Indoor, Outdoor & Kids' Trampolines

Trends in Trampoline Fractures: 2008–2017

– Hi, I’m Gaia Georgopoulos. I’m an associate professor
of orthopedic surgery at the University of Colorado and Children’s Hospital Colorado. I’m here to tell you about
a recent exciting project my team and I have been working on. We’d noticed an increase in the number and severity of trampoline fractures at our institution, and this stimulated us to look into national trends
of trampoline fractures. We used the National Electronic Injury Surveillance System, or the NEISS, operated by the US Consumer
Product Safety Commission. We queried the NEISS for
fractures in children age zero to 17 years old who presented to the emergency department between 2008 and 2017. We then isolated the
trampoline-related fractures. Our results were pretty interesting. We found the incidents of
pediatric trampoline fractures increased by an annual average of 3.85%. One of the most intriguing
findings in our study was that pediatric trampoline fractures were increasingly likely to occur at a place of organized
recreation or sport. We found the odds of
pediatric trampoline fracture occurring at a place
of recreation or sport to increase by an average of 32% per year. This was concerning to us. Initially we were skeptical, acknowledging that this could be due to changes in coding practices or increased recognition
of sports-related injuries. To test this assumption,
we compared all fractures to trampoline fractures. We looked at whether
fractures that occurred at a place of recreation or sport were more likely to happen among trampoline fractures
versus all fractures. As you can see on the bottom blue line, the occurrence of a fracture at a place of recreation or sport increased among trampoline fractures. However, the same trend was not present among all fractures on
that top black line. Therefore, change in locale of injury seemed to be unique to
trampoline fractures. Trampoline fractures
remain a common source of orthopedic injuries and a significant public health issue. In 2014, Loder et al estimated trampoline-related injuries to cost in excess of $1
billion from 2002 to 2011. We can see through this
abbreviated history of trampoline injuries
that advocacy programs initiated by the American
Academy of Pediatrics and the American Academy
of Orthopedic Surgeons seemed to have influenced national trampoline injury rates. This was encouraging for us, as it suggests a public
response to these statements.

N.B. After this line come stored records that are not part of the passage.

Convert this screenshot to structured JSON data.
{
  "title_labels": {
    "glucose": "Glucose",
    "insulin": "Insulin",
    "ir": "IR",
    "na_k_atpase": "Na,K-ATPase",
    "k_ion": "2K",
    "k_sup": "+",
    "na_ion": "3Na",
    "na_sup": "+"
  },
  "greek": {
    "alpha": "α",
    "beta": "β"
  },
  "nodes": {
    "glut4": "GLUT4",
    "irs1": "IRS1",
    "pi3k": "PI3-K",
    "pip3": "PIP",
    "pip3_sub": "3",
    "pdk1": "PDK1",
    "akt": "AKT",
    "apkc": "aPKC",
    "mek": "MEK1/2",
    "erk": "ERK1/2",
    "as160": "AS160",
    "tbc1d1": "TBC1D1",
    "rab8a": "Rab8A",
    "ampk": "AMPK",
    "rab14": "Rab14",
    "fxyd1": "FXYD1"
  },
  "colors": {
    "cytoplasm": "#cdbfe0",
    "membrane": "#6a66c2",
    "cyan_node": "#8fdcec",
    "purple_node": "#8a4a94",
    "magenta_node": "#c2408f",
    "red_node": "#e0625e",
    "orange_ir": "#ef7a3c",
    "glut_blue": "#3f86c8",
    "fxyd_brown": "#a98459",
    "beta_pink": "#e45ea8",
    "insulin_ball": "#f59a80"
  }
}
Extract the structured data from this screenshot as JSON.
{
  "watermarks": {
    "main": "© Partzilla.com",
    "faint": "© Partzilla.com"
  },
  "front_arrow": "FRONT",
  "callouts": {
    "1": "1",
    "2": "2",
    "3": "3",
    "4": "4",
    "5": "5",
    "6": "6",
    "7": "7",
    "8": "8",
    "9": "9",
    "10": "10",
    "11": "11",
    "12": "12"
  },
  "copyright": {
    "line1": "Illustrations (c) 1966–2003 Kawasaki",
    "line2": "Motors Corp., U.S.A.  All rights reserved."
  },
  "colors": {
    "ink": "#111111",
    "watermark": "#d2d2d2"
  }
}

Again, our study identified
an important shift in the locale of trampoline fractures, with these fractures becoming increasingly more likely to occur at a place of recreation or sport. Interestingly, this observation coincides with an increase in the
popularity of trampoline parks. A 2016 report by Kasmire et al discovered a nearly 12-fold increase in trampoline park injuries
in the United States between 2010 and 2014. Further research is needed
to understand the factors driving the recent surge in trampoline-related fracture incidents and shifting trends in
the locale of fractures. Advocacy campaigns have
historically focused on trampoline injuries in the home, and our data suggests
future advocacy campaigns should also focus on injuries that occur outside the home. I’d like to acknowledge my research team at Children’s Hospital Colorado for their work on this project. Thank you for listening.